Boconcept : 70 ans de savoir-faire danois
Bureau Asti, collection Live Ekstraordinær, design Morten Georgsen © Boconcept

Boconcept : 70 ans de savoir-faire danois

Claus Ditlev est directeur de collections chez Boconcept depuis 2000. Des collections aux inspirations scandinaves, imaginées dans la tradition danoise, où la fonctionnalité prime. À l’occasion des 70 ans de la marque, il décrypte la collection anniversaire.


Dans le secteur du mobilier, Boconcept fait aujourd’hui partie des marques les plus populaires et les plus répandues au niveau international. En effet, présente dans 66 pays, elle traduit avec justesse l’excellence du savoir-faire danois et plus largement scandinave, avec un fort accent apporté à la fonctionnalité de chacun de leurs produits. En septembre dernier, Boconcept fêtait ses 70 ans et présentait une nouvelle collection, inspirée des nouveaux modes de vie post crise sanitaire, tel qu’a pu en témoigner Claus Ditlev.

Qu’est-ce qui fait la particularité du design danois et particulièrement chez Boconcept ?

Pour répondre à cette question, je pense qu’il faut retourner 70 ans en arrière et reprendre l’histoire de la marque. Boconcept, c’est l’histoire de deux amis ébénistes qui voulaient faire du mobilier, mais qui ont eu quelques difficultés au départ, car malgré toute leur bonne volonté, il était très difficile de s’aligner aux concurrents de l’époque. Pour se démarquer et attirer les clients, ils se sont donc décidés à lancer une gamme de mobilier fabriqué dans la tradition danoise avec une dominante minimaliste, scandinave et centrée sur le savoir-faire artisanal. Ils se sont focalisés sur ce que l’on voit et sur la fonctionnalité propre du mobilier et moins sur ce qu’on ne voit pas et qui n’est donc pas pertinent. Aujourd’hui, les collections Boconcept s’inspirent à la fois du design scandinave lié à un bagage et à une culture, mais cela ne nous empêche pas de regarder ce que font les autres et de nous en inspirer d’une certaine manière.

Claus Ditlev, directeur des collections chez Boconcept depuis 2000
Chaise Princeton et table Madrid, collection Live Ekstraordinær, design Morten Georgsen © Boconcept

Justement, du fait de cette implantation mondiale, quelles sont les difficultés qui peuvent être rencontrées ? Quelles pourraient être par exemple les spécificités du marché français ?

Les Français sont une population très particulière.
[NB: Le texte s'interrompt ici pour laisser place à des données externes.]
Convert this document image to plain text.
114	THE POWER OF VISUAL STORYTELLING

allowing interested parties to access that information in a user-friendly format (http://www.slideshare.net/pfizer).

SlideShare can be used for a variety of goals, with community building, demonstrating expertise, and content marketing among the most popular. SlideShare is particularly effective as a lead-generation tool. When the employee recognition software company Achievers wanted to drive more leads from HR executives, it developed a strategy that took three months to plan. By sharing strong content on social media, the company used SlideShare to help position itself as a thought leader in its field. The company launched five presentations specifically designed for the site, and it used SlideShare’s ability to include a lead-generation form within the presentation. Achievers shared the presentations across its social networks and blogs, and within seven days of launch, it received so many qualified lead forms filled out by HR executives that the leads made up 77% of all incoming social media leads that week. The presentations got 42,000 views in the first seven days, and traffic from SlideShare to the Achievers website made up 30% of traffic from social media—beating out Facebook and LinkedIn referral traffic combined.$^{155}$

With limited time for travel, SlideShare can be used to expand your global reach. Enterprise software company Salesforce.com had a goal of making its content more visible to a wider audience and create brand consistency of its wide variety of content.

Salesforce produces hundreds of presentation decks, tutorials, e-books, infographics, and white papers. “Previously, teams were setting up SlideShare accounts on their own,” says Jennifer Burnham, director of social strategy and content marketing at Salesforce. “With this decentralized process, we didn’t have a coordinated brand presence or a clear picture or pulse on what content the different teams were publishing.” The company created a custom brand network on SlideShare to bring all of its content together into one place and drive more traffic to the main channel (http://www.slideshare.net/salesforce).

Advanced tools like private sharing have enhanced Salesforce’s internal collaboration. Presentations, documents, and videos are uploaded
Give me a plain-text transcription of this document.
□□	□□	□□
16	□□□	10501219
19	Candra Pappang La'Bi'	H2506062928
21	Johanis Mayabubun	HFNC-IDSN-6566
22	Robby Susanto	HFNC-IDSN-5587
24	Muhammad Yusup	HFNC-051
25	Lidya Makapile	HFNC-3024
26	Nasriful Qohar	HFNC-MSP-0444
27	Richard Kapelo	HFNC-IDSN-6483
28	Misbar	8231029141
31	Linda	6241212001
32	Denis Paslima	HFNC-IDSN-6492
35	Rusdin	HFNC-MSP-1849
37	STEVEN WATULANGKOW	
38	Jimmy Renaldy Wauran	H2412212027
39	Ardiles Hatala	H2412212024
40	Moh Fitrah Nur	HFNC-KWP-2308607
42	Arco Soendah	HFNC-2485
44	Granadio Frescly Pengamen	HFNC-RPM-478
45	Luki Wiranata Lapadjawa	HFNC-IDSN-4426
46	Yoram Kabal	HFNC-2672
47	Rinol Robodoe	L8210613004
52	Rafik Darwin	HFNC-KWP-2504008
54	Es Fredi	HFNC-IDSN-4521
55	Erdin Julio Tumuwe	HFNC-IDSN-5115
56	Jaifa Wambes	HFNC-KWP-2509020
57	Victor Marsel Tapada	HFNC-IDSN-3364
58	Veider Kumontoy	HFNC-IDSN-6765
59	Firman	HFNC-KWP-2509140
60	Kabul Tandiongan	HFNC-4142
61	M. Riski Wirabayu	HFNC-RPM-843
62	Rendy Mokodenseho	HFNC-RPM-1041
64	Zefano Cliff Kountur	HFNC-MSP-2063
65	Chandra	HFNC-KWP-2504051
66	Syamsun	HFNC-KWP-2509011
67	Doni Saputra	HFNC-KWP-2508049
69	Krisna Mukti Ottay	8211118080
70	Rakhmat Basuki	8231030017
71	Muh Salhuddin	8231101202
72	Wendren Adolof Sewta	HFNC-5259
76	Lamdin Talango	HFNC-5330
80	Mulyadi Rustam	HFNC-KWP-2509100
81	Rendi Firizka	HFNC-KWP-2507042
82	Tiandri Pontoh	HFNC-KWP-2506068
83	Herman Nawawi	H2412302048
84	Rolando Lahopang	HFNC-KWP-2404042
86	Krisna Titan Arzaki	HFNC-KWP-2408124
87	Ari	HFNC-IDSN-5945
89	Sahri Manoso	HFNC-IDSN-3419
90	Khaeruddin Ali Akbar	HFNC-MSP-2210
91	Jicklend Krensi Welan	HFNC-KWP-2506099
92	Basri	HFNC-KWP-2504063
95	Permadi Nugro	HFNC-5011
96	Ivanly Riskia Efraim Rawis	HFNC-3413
Il faut en effet prendre en considération l’aspect métropole, puisqu’il faut s’adapter à des intérieurs qui se trouvent en plein cœur de Paris, et dans d’autres grandes villes d’ailleurs. Chacun n’a pas le même espace, il faut donc répondre à une problématique qui est celle de réussir à adapter le mobilier à tous ces espaces sans qu’ils ne perdent leurs fonctionnalités. Se posent alors plusieurs questionnements tels comme celui de faire en sorte qu’une famille puisse co-habiter dans un même espace, même petit, tout en gardant son intimité. La France a été notre plus gros marché pendant des années, et les capacités que nous avons en termes de design d’intérieur est très apprécié par les clients français. Pour l’anecdote, c’est à Paris que nous avons ouvert le premier magasin Boconcept en 1993, ce qui n’est pas rien !

Table et chaise de repas Hauge, collection Live Ekstraordinær, design Henrik Petersen © Boconcept

Et finalement, de manière plus globale, le retour que l’on a de nos clients et partenaires est qu’ils apprécient que nos produits fonctionnent dans leurs intérieurs. Beaucoup prennent le temps de nous faire des retours, ce qui nous permet de construire une relation de confiance avec nos clients, qui reviennent dès qu’ils ont besoin de quelque chose de nouveau.

Comment fonctionne l’élaboration des collections ?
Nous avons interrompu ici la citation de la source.